Where Are the Million Workers?

Many criticized the MWM because it just wasn't large enough. The number of workers who attended the event was nowhere near the "Million" in its name. Does this mean it was a failure? Numbers may be important, but the crucial ingredient of this movement was the programmatic call and demands. The MWM program clearly called for workers to organize themselves independently of the Democrats and Republicans, two parties that act as one in representing the interests of the capitalist class.

The demands raised by the MWM included an independent Labor Party, an end to the destruction and cutbacks in social services, affordable heath care, and so on.Having these calls come from union bodies is an important development for those who see workers as the fundamental agents of social change. This was the critical reason to support the march

Politically principled movements always start small. While the recent anti-war marches attracted hundreds of thousands of people, once the American Imperialists fired the first shots, many pacifists and liberals hid their heads in the sand. The demonstrations after the war started were considerably smaller. There was a qualitative drop in participants. That is why considerations of program must come first.

A Platform for the Democrats?

The Democratic Party grotesquely postures as the "party of the people". Nothing could be further from the truth. For example: "In September, John Kerry appeared before the Detroit Economic Club and presented his chief policy makers, notably Warren Buffet, Lee Iacocca, Bank of America Chairman Charles Gifford and August A. Bush IV of Anheuser Bush. All are registered Republicans and all were architects of George W. Bush's 2000 campaign."(MWM Statement "On October 17 And The Way Forward").

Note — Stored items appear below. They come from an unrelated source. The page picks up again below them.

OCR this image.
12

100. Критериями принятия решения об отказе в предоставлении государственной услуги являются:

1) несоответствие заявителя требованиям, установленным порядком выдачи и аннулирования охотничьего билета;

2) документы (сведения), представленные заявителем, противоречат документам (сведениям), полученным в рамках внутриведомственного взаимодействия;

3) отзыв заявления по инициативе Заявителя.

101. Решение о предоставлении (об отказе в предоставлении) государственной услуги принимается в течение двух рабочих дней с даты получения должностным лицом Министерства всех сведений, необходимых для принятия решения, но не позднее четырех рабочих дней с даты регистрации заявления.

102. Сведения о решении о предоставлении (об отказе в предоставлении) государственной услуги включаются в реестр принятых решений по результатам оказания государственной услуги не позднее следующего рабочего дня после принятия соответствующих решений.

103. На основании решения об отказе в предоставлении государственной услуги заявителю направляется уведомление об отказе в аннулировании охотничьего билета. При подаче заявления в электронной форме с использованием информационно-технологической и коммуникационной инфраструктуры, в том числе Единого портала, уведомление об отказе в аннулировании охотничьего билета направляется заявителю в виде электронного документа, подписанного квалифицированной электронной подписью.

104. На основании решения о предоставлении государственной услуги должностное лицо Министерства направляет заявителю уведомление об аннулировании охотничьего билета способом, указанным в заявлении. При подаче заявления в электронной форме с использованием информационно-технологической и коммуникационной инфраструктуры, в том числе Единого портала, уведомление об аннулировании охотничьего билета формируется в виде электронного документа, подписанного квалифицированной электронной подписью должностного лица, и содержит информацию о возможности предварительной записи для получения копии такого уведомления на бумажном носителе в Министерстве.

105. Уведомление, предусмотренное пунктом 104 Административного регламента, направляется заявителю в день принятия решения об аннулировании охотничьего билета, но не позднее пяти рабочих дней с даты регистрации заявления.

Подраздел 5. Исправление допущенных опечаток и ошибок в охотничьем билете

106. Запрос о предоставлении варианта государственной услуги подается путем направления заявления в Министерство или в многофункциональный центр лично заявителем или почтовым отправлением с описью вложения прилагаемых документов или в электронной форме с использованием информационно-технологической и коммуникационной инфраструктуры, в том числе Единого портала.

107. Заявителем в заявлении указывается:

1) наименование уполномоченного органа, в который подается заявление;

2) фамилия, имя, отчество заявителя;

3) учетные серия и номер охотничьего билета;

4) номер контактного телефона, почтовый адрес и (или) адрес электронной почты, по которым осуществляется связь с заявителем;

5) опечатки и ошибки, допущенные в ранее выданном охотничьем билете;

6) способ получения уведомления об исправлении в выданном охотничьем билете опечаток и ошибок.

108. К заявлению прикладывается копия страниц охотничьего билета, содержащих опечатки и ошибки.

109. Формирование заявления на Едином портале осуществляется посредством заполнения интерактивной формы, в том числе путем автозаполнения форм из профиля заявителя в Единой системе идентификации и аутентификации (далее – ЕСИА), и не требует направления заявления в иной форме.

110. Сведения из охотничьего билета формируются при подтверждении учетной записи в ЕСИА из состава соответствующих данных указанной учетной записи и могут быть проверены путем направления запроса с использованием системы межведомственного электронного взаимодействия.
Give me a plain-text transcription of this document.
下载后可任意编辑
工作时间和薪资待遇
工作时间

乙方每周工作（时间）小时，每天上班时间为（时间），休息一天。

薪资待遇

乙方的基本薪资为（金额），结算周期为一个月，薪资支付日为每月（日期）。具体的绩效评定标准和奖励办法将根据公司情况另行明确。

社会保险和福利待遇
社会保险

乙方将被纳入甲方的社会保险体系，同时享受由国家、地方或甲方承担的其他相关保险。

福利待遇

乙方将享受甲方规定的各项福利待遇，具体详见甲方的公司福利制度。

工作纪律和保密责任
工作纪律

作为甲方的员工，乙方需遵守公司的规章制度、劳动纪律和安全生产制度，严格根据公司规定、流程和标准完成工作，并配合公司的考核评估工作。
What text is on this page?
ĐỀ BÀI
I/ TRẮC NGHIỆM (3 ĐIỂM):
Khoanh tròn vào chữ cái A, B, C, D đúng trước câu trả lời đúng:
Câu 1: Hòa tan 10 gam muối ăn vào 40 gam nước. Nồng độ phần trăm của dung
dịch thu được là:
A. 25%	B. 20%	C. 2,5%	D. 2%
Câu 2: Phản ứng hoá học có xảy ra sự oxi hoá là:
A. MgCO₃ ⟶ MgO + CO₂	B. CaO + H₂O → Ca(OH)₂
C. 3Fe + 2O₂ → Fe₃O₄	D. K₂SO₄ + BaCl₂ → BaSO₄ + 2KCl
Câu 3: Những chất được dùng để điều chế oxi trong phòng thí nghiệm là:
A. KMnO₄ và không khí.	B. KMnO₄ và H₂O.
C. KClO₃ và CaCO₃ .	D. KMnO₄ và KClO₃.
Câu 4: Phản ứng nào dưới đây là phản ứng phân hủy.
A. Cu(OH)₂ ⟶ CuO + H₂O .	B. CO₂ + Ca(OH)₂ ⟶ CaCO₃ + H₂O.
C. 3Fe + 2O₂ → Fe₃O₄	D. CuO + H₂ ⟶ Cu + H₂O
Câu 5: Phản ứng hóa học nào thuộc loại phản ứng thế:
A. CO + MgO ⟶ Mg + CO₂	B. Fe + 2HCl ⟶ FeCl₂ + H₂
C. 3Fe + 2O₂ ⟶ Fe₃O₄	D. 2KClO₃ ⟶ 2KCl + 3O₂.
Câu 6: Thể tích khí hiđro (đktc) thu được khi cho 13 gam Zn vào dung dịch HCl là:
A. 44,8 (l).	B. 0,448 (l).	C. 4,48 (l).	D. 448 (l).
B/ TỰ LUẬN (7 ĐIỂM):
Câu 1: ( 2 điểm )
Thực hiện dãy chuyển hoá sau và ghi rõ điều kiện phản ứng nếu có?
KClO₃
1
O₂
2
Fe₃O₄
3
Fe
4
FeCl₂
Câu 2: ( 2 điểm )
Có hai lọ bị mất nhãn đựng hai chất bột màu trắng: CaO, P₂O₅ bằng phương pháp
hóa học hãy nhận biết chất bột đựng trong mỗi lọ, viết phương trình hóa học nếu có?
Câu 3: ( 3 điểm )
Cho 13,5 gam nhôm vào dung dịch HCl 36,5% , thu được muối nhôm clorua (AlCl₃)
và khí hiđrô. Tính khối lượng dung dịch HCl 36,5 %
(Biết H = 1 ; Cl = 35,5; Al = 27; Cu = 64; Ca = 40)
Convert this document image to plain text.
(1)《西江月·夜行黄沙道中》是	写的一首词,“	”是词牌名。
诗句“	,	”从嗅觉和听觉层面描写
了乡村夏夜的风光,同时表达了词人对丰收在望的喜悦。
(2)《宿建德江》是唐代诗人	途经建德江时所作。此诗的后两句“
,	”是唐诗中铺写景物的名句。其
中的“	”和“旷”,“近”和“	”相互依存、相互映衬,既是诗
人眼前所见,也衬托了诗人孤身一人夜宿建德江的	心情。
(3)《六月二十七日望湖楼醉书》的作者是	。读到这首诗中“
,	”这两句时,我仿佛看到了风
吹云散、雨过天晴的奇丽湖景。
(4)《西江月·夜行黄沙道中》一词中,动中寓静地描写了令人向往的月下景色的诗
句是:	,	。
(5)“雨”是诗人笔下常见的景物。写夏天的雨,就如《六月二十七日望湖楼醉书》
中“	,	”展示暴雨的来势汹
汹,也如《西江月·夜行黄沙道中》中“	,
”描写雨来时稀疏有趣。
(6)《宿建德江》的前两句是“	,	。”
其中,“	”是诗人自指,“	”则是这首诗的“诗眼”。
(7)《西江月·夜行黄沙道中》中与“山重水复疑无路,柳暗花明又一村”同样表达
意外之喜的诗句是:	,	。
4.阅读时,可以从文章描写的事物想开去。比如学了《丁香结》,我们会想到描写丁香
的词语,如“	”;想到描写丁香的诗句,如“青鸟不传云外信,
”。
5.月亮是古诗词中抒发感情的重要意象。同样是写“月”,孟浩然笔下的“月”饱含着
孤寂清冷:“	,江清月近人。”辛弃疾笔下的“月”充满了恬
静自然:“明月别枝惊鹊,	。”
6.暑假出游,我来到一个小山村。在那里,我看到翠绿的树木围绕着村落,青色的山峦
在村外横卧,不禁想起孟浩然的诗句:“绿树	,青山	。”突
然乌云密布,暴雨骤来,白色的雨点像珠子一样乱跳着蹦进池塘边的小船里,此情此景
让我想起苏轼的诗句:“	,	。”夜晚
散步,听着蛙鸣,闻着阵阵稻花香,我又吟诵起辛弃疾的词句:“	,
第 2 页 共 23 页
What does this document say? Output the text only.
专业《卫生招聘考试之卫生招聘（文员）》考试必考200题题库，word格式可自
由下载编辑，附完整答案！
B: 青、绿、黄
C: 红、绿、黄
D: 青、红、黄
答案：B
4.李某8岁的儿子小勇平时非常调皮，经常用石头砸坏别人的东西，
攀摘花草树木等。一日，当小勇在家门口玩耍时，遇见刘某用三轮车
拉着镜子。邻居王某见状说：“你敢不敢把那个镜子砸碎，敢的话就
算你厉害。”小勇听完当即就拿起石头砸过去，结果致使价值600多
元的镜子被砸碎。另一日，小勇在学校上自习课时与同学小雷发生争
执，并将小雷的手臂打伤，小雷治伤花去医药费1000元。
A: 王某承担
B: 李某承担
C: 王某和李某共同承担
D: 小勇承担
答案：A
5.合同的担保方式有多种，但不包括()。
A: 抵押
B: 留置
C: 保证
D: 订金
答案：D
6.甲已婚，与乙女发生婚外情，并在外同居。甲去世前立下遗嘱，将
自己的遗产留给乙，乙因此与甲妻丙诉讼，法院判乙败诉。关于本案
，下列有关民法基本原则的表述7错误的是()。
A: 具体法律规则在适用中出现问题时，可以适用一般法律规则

Even the capitalist press revealed that there was not a dimes' worth of difference between Kerry and Bush with headlines such as: "Foreign Policy Divide is Slim for Bush, Kerry" (Los Angeles Times, 9/30/04).

For the past 50 years, the union bureaucracy has been subordinating the interests of rank and file workers to the Democrats. While no elected officials or candidates were allowed to speak at the MWM, some Democrats such as Jessie Jackson and Martin L. King III did speak, and along with a few others, called for a vote to John Kerry. Did this constitute a betrayal by the leaders of the MWM?

The Key Question

It is not necessarily a betrayal of the interests of the working class for the organizers of a workers' fight back movement to let Democrats speak from a platform they have built.

What is key is that the interests of the working class are expressed from that platform. Our mission is to win over the working class base of the Democrats to the program of workers' power. Dragging the Republicrat misleaders before the masses to account for themselves is a part of this process. We cannot substitute organizational methods like excluding Democrats for politically educating people to break from the Democratic Party.

In order to forge political independence by the workers against the bosses, it is crucial to create a workers' party that can lead and calls for the working-class to take political power in its name, rather than waiting for a spontaneous upsurge. A workers' party must actively intervene in the working-class, even when there is not a mass fight back against the onslaught of capital. What the MWM focussed on is that workers are getting economically squeezed more and more all the time by the bosses. The union bureaucracy knows it but doesn't want to break from the bosses, and the workers can sense this.

In my view, the most significant weakness of the program offered by the MWM Committee is the party question. The working class will never become a "class for itself," conscious of its historic mission and capable of taking and keeping power without a revolutionary workers party.

[Gerald Smith is a union electrician in Oakland, CA, and active in the Peace and Freedom Party.]


This story was accompanied by a photograph of a woman carrying a picket sign with a Million Worker March poster on it, while in the background are others with t-shirts and signs not readable in the picture. On the MWM poster, the slogans "Jobs, health care and a living wage for all", "Workers want to bring the troops home now" and "We Will Fight Back" are visible, along with the Million Worker March's URL www.millionworkermarch.org.